他の業種に比べ運送会社の経営者はもとより、そこで働いているパートナーは『コミュニケーションをとることについてあまり重要視していない。』
パートナーと表記しているのは従業員、社員という言葉が私自身あまり好きではないので変えています。特に従業員は『従う』が奴隷のような感覚をもってしまうのでイヤだから。
話がそれましたが、『コミュニケーションをあまり重要視していない。』では少し語弊があるので正しく言い換えるなら『コミュニケーションがとれないから重要視しなくなった。』でしょうか。

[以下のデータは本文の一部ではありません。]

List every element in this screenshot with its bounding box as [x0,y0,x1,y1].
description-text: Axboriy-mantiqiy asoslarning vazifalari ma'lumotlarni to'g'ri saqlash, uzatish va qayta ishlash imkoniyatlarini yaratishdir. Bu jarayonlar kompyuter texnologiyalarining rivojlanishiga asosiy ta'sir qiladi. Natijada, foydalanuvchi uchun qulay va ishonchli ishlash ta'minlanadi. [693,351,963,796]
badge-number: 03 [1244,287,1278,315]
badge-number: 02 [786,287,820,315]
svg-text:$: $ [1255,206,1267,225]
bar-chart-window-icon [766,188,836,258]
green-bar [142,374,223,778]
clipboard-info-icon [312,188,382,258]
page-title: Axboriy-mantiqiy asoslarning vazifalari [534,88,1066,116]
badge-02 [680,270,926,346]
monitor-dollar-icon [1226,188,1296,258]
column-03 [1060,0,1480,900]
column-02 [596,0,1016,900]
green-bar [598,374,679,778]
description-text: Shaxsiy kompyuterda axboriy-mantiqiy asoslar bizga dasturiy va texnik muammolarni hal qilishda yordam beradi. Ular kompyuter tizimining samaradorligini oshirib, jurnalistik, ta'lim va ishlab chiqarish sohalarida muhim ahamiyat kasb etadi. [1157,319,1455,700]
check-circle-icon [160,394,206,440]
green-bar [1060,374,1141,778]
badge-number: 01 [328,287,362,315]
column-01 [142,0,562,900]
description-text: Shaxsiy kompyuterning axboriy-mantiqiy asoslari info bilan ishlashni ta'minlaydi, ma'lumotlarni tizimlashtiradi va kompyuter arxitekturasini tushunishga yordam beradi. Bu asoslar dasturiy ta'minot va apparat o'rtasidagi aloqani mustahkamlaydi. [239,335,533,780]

ある程度の規模で内勤のパートナーも多い会社では一緒に過ごす時間もあり、ある程度のコミュニケーションがとれているでしょうが、ドライバーとして働いているパートナーとは1度会社を出てしまえば帰ってくるまで部下も上司もいない1人の時間になるので、そんな時間がとれなことは明白でしょう。
現在でも1日朝、夕合わせて1時間あれば御の字ですかね。
コミュニケーションをとる優先順位が低かった
現在事業承継が視野に入っている年代60歳以上の経営者が多くの時間を過ごしてきた運送業の黒歴史ともいえるブラックな状態がそうさせたのではないでしょうか。
ドライバーで稼ぎたい人が多く寝る時間が少しあれば残りの時間は働きたい、そのドライバーが稼げば経営者はウハウハなので働かせる、行政は見て見ぬふりと24時間営業のような体制でドライバーと顔を合わせないこともザラだった時代がありました。
ドライバーは稼ぐ、経営者は稼いで会社が儲かる、行政は放置と、ドライバーと経営者側の利害が一致していたし仮に退職しても次がいくらでもいたのでWINWINのいい時代だったのかもしれません。
事故はメチャメチャ多かったですがね。
この状態が長い年月をかけて変化
長い年月をかけて徐々に変化していることに薄々感じながらも無視していたのかもしれません。
ここ6・7年は特に著しい変化が見られ、もう無視できないほどまできており『運送料金の下落、燃料高騰、働き方改革、人手不足』と問題は山積みです。
運送料金の下落は2018年現在ではほぼ底を打った形になっており、すこーーーーしずつではありますが上昇傾向になっています。
燃料高騰については正直先が見えない状況ですが、大きく下がることはないでしょうが大きく上がる可能性だけがある高止まりの状況ですかね。
働き方改革と人手不足が一番大きな課題であり、運送業では一番頭が痛いところになります。
運送業は全業種に比べ『労働時間が2割多く、給料が2割安い』と言われています。
単純に労働時間を2割削って給料を2割多く出すことは、すでに薄利である運送業にとって超スーパーミラクルウルトラ難しい課題です。
これに付随して人も寄ってこない業種となったことによりコミュニケーション(職場環境)がより大事となってきました。
昔の経験が仇となる
メディアでは『働き方改革』を掲げ大企業では週休3日制を検討するなど、隣の芝生が青く見えることでイケイケだった今の40代後半、50代のドライバーまで考えが変わり転職を視野に入れるようになりました。
しかし会社全体を考える経営者側はそう簡単に対応できず、それに見合った運送料金を受け取れなければ死ねます。
そしてここで問題なのが『良かった時代の行い』になります。
コミュニケーションという重要なものを無下にしてきたことが利害が一致しなくなった今、会社の方針を伝えることもできない関係になってしまっていることがドライバーからも不安となり転職の後押しをする形になっています。
運送業でできるだけコミュニケーションをとる対策
拘束時間が長いことや帰ってくる時間がバラバラなどの問題はありますが、コミュニケーションをとれる場を思い切って作ることが大事でしょう。
実際に各運送会社で取り組んでいる事例として
- 1日1人帰ってくる時間を早くして30~1時間の個人面談をする。
- 1日1人の仕事についていく。
- 思い切って1日仕事を空けて全員で懇親会や将来に向けての会議を行う。
など色々な取り組みをしている会社があります。
このような事例は主に40代前半の経営者が積極的に行っている印象がありますが、勇気?を持ってベテランの経営者にも行ってもらいたいですね。
運送業という業種上、仕事中のコミュニケーションがとれない場合は昔とは変わっていませんが、なにかしら変化をあたえることで良い方向に向かう可能性は十分あると思います。